According to the report prepared, 96% of people with type 1 diabetes in Spain consider it essential to have a glucometer today to measure their capillary blood glucose.. For the Dr. Macarena Alpañés, endocrinologist at the Ramón y Cajal Hospital in Madrid, “checking the sensor levels is probably due to distrust in the measurements obtained with CGM”; And, as he admits, “Although the difference between interstitial and capillary glucose is always explained, this is a concept that can be complicated for some people.” A situation that for Dr. Alpañés “reveals the need to maintain test strips in patients with CGM because, although their use is reduced, it is not completely eliminated and they must be available when they are necessary.”.

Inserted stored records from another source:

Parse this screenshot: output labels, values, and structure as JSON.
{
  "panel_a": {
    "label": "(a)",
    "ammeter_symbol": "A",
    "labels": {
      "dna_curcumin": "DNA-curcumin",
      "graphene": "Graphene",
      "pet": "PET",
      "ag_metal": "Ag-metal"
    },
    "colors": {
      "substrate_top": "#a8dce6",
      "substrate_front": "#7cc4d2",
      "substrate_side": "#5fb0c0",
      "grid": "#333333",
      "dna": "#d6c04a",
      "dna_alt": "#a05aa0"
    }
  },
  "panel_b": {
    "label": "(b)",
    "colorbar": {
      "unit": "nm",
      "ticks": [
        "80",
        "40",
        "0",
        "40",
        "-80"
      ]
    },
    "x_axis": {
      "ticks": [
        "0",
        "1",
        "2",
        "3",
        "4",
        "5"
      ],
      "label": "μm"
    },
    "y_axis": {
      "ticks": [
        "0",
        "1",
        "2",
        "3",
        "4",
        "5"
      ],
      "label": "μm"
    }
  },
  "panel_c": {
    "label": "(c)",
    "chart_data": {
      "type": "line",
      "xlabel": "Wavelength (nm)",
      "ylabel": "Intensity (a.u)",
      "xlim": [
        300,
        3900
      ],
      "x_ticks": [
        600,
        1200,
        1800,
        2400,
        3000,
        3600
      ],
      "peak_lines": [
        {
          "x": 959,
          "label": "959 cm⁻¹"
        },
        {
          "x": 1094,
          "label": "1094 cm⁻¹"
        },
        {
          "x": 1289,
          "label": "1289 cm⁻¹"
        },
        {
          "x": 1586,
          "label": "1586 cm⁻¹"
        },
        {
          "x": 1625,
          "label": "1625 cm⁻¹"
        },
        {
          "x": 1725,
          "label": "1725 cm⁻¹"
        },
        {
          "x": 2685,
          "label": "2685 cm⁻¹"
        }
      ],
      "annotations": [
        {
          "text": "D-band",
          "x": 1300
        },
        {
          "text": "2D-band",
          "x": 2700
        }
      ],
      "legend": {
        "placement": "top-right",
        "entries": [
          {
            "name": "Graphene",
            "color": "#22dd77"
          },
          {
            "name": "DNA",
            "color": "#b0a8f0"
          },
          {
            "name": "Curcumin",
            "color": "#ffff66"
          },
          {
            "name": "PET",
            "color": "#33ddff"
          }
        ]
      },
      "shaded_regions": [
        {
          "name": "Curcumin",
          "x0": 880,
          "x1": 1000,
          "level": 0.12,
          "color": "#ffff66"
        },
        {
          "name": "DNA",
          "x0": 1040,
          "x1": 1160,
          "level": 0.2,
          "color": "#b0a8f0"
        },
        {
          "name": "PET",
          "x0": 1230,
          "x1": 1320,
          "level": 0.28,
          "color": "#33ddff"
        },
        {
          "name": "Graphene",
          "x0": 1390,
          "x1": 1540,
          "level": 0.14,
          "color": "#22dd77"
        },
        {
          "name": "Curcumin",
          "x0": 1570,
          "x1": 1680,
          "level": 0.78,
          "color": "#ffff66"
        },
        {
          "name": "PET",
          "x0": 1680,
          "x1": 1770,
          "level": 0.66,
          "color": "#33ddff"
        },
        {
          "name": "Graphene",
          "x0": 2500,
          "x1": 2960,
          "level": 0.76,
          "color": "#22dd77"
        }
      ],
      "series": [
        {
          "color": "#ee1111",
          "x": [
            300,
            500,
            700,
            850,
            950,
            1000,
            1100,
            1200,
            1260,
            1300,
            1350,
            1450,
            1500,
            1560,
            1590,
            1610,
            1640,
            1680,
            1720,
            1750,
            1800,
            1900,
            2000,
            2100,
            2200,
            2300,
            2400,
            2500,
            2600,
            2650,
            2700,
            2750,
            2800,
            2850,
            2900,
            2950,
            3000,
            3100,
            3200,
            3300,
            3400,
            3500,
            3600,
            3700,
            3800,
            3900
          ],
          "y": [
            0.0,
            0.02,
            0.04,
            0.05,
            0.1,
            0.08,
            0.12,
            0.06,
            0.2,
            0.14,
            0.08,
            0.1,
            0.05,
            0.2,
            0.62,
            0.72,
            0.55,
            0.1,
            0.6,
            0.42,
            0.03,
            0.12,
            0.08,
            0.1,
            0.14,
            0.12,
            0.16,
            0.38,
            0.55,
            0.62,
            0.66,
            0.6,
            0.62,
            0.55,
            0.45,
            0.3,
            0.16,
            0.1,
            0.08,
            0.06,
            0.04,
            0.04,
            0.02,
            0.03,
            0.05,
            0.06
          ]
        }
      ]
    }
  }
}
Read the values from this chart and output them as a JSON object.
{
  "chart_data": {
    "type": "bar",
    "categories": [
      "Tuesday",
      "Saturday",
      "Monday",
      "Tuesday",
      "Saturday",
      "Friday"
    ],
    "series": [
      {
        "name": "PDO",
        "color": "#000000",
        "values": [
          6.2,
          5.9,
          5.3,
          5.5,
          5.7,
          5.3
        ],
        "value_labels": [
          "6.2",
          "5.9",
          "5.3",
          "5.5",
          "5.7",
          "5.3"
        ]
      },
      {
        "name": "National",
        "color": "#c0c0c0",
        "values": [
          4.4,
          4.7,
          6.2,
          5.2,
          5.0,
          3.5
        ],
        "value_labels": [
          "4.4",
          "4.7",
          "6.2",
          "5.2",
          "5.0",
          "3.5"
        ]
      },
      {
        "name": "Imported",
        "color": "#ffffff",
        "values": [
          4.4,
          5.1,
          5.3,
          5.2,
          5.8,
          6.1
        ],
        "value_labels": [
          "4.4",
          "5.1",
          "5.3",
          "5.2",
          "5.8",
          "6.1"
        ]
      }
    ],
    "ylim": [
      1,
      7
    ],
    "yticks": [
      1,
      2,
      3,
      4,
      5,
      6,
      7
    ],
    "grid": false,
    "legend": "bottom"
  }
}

In this sense, Dr. Maite Herrera ensures that “despite the level of satisfaction in the use of these CGM systems, The technology that patients carry today is not ready to completely dispense with test strips.”.

Dr. Borrachero concludes that, It will take a long time before we can say that the use of capillary measurement is not necessary in people with diabetes who use insulin. Today, no matter how good the interpretation algorithms for measuring interstitial glycemia are, which are increasingly so, it will be very difficult for them to solve the difficulties of measuring interstitial glycemia.”

The Spanish users consulted refer to the use of capillary blood glucose in four different scenarios: – 23% of respondents use the glucometer to check their sensor values; – 21% when they have hypoglycemia; – 20% having symptoms that do not match the sensor value; and 4) 19% when the sensor fails and there is time without measurement.


1. Crespo C, Brosa M, Soria-Juan A, Lopez-Alba A, López-Martínez N, Soria B. Direct costs of diabetes mellitus and its complications in Spain (SECCAID Study: Spain estimated cost Ciber-demCabimer in Diabetes ). Av Diabetol. 2013;29(6):182-9.

2. American Diabetes Association. Section 7. Diabetes Technology: Standards of Medical Care in Diabetes. Diabetes Care – 2022. 2022;45(Suppl_1): S97–S112. 2. Holt RIG et al. Diabetes Care. 2021;44(11):2589-2625.